Оксана Забужко - Музей заброшенных секретов
Был в безопасности — и кто-то о нем заботился: все его тело было обездвиженным, спеленутым почти младенческой беспомощностью, словно исполнено блаженством истомы — впервые за много лет. Кто-то обихаживал его, пока он был без сознания, и делал так, чтоб ему было хорошо, — и то внимание, которое, ощущал он, было обращено к нему откуда-то из-за источника света, тоже было ласковым, успокаивающим, опекающим, и лоб помнил нежное прикосновение чьей-то прохладной ладони.
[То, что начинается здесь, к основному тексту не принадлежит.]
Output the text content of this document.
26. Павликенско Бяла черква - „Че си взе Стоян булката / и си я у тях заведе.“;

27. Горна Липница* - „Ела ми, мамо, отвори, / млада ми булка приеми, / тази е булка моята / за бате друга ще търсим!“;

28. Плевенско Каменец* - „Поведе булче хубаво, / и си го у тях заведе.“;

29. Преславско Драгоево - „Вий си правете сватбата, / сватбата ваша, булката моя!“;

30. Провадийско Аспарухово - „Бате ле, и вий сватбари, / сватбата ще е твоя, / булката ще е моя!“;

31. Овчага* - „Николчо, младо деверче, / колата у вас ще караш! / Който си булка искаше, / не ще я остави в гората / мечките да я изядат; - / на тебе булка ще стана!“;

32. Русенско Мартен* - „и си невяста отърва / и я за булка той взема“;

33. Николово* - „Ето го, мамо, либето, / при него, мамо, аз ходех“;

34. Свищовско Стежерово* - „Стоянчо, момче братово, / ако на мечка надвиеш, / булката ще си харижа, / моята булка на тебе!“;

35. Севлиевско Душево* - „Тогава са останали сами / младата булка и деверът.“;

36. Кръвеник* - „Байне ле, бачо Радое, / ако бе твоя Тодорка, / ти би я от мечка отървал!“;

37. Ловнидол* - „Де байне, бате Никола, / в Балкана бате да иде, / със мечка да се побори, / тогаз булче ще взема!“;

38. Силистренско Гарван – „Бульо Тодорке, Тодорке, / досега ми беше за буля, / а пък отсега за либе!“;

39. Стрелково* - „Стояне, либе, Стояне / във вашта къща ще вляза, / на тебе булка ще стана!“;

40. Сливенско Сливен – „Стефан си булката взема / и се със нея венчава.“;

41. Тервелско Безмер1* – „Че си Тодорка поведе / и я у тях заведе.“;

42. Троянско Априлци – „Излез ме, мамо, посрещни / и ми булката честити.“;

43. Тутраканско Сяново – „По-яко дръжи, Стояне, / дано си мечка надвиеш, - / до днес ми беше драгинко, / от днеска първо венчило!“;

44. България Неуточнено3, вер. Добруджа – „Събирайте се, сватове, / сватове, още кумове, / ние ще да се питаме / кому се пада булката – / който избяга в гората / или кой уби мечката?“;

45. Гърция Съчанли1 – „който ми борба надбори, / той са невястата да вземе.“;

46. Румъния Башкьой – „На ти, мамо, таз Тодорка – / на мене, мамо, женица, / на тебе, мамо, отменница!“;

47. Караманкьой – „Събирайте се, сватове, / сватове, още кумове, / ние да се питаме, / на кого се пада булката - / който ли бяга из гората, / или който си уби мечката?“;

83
Лежал и растроганно прислушивался к сладостному, благодатному покою в несамовластном теле, улыбаясь каждой клеточкой, словно распогоженный изнутри, и едва сдерживал закрытыми веками горячую влагу, что подступила к глазам: милость, он был полон милости, она текла сквозь него, сочилась изо всех пор, размывая все его слабое существо, память, прошлое, даже имя, — безымянным и безвольным, как новорожденный у матери в купели, колыхался он среди безбрежного светоносного океана, отовсюду затопленный любовью, замирая от благоговейного удивления: откуда же в мире столько любви, а может, он уже умер, только не заметил когда, и это он уже в раю?.. Но ведь он не успел исповедаться, хотел — и не нашел силы говорить, а его, вишь ты, всё же услышали — и отпустили грехи, и вот оно, значит, как — быть безгрешным: последним усилием воли он подталкивает свои веки в слезах вверх, подобно тому как это делают спичками энкавэдисты убитым повстанцам, когда выставляют их изувеченные тела на майданах, — и счастливо произносит чужими, щекотно-тяжелыми губами то единственное и главнейшее, что должен сейчас произнести:
— Спасибо, Отче…
Потом океан внезапно вздыбился и встал перед ним стоймя, сплошной золотой стеной до самого неба, и по этой стене ему пришлось карабкаться наверх, чтобы перевалиться на ту сторону. Это оказалось неимоверно тяжело, и он не выдержал — все рухнуло, и наступила тьма.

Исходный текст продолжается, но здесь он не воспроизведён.